En 2004, un groupe anglo-néerlandais Logica fera une offre publique d’achat si alléchante pour les actionnaires que ceux-ci s’empresseront de l’accepter. La nouvelle vie d’Unilog, alors dénommée Logica France sera courte (2004/2012) et manquera singulièrement de transparence, mais les conditions de sa revente en 2012 à un mastodonte de l’informatique, le groupe canadien CGI Inc, indiquent que l’entreprise était restée attractive.
En 2014, l’activité de CGI France semble stagner et les résultats, bien que largement positifs (déficit 2012 très exceptionnel) ne paraissent pas répondre aux exigences des actionnaires, qui prendront, alors, des mesures d’économies sur le personnel.
Mais CGI Inc est un groupe mondialisé et les données financières d’une seule entreprise sont rarement fidèles à la réalité.
Le volume important de transactions, vente et achat, effectué par CGI France avec des filiales étrangères du Groupe pourrait bien servir à un transfert de chiffre d’affaires et de marge de la France vers des pays à fiscalité plus avantageuse, par le biais d’une politique habile de prix intragroupe.
L’amélioration du taux de marge du Groupe, atteignant 10% des ventes en 2015, révèle la bonne santé du Groupe, la destruction volontaire de 216 millions € (rachat d’actions pour annulation) révèle la priorité donnée à l’actionnaire sur l’intérêt général du Groupe.
Le Crédit Impôt Compétitivité Emploi est, en 2014, d’un montant de 10 millions €, comparable au coût du programme de réduction des effectifs (11 millions €). De là à dire que le CICE permet de financer les départs des salariés ….
Toutes les données sont exprimées en euros, après conversion des dollars canadiens
Lire l'article complet1968/2004 : Naissance et vie d’Unilog
1968 : Création de la société Informatique et Entreprise par 4 associés pour des prestations en informatique et les métiers de la technologie de l’information.
1968-1982 : Développement par acquisition d’entreprises et changement de dénomination, Unilog devient la nouvelle entité regroupant l’ensemble des filiales.

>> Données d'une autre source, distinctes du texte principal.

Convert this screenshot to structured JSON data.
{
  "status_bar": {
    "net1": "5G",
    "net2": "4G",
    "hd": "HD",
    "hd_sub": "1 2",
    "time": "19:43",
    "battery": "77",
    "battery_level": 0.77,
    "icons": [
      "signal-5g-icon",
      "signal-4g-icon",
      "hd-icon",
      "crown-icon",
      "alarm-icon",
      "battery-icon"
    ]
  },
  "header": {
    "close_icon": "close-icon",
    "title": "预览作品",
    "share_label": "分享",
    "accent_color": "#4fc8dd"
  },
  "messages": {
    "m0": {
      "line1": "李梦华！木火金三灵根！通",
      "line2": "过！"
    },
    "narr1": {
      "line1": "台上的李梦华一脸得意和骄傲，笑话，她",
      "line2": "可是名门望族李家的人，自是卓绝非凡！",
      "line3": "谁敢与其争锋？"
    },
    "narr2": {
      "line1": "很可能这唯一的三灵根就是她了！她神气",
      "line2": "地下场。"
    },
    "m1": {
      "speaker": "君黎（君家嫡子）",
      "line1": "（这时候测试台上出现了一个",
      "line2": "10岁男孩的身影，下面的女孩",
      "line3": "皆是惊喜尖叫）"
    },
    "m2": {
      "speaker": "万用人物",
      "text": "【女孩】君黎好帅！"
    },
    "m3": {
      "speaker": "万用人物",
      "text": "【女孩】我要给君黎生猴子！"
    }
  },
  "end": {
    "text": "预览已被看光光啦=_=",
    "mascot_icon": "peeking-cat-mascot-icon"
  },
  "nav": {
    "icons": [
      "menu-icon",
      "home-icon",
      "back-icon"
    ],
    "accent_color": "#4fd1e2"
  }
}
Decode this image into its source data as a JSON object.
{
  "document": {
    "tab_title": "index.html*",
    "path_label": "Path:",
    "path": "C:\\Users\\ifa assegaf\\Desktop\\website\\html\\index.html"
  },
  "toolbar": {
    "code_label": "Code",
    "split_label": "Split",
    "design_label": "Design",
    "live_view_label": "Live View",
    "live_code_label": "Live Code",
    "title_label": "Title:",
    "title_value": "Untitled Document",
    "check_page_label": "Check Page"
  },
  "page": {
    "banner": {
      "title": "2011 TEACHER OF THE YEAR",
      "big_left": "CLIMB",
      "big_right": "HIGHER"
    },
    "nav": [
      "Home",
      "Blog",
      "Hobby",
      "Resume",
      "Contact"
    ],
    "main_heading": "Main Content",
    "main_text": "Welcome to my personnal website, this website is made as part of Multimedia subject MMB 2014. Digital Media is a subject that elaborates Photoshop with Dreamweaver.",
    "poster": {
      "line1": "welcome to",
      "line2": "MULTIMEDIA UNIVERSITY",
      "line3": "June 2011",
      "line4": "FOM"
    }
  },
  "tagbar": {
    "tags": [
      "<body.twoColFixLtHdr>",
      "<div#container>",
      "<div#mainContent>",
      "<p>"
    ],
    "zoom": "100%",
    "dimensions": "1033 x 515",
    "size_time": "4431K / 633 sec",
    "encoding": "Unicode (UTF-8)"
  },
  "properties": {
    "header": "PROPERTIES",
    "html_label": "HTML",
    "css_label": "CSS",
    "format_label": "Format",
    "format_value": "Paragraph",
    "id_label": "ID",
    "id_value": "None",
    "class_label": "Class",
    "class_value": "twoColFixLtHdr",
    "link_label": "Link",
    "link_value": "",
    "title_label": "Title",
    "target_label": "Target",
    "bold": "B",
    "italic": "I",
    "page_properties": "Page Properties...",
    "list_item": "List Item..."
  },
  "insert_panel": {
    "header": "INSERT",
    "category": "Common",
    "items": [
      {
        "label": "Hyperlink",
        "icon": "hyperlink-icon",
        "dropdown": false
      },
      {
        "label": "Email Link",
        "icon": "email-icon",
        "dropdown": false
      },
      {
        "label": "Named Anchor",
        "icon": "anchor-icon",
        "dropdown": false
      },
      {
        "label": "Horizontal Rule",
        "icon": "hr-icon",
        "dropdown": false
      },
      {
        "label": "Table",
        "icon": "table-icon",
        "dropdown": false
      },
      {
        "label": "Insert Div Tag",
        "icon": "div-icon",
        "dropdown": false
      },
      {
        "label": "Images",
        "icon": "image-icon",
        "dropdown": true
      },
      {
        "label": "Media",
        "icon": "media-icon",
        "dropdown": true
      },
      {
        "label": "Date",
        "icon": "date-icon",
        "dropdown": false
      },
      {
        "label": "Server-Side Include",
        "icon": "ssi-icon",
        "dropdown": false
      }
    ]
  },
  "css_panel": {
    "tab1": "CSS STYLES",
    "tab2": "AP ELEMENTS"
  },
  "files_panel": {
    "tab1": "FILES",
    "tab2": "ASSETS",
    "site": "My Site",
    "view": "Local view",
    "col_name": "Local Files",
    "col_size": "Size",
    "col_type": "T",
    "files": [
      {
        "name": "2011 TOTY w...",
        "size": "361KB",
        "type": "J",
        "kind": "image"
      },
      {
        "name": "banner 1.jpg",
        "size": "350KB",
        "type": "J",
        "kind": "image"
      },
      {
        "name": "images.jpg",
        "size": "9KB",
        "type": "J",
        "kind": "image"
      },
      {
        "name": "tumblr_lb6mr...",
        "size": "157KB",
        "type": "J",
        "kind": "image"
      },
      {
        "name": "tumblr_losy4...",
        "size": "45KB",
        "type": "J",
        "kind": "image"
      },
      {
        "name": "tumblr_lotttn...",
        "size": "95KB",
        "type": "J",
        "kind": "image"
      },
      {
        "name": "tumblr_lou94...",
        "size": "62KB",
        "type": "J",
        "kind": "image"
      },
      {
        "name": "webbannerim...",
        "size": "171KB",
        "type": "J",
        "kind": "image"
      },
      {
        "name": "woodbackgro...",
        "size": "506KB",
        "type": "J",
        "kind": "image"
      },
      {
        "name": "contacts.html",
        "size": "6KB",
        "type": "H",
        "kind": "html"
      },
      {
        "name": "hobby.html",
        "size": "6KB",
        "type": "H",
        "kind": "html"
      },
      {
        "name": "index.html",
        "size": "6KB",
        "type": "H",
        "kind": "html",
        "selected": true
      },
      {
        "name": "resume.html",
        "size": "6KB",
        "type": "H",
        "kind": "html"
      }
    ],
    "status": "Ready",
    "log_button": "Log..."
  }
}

1999 : Cotation en Bourse.
2004 : Une taille, une rentabilité et une clientèle très attractive.
Un montant des ventes de 657 millions €, dont 80% réalisé en France avec une clientèle de grands comptes: EDF, GDF, Renault, France Télécom ou Total.
Un résultat net de 34 millions € pour un capital de 25 millions €, ce qui représente une rentabilité de 136%!!!
Un effectif de 7 438 salariés essentiellement cadres et ingénieurs.
2004-2005 : Intégration d’Unilog au groupe Logica.
Pour acquérir Unilog et pénétrer le marché français, le groupe anglo-néerlandais Logica proposera un montant de 938 millions €, soit l’équivalent d’un an et demi du chiffre d’affaires 2004 et de trente années du résultat 2004.
L’offre est très alléchante pour les actionnaires et la transaction s’effectuera en offre publique d’achat (OPA) amicale.
Au moment du rachat, le groupe Logica avait un chiffre d’affaires de 2,4 milliards d’euros, dégageait un bénéfice de 100 millions d’euros, employait 21.000 salariés, dont 1600 en France, dans l’activité de prestations informatiques.
Cependant comme tout groupe, Logica se devait de rentabiliser sa mise de fonds de 938 millions €.
Rappelons que lors du rachat d’une entreprise par une autre, le montant est versé aux actionnaires précédents et non dans l’entreprise, ce qui signifie que l’entreprise achetée doit rentabiliser un capital ( la plus value) qu’elle n’a pas reçu !!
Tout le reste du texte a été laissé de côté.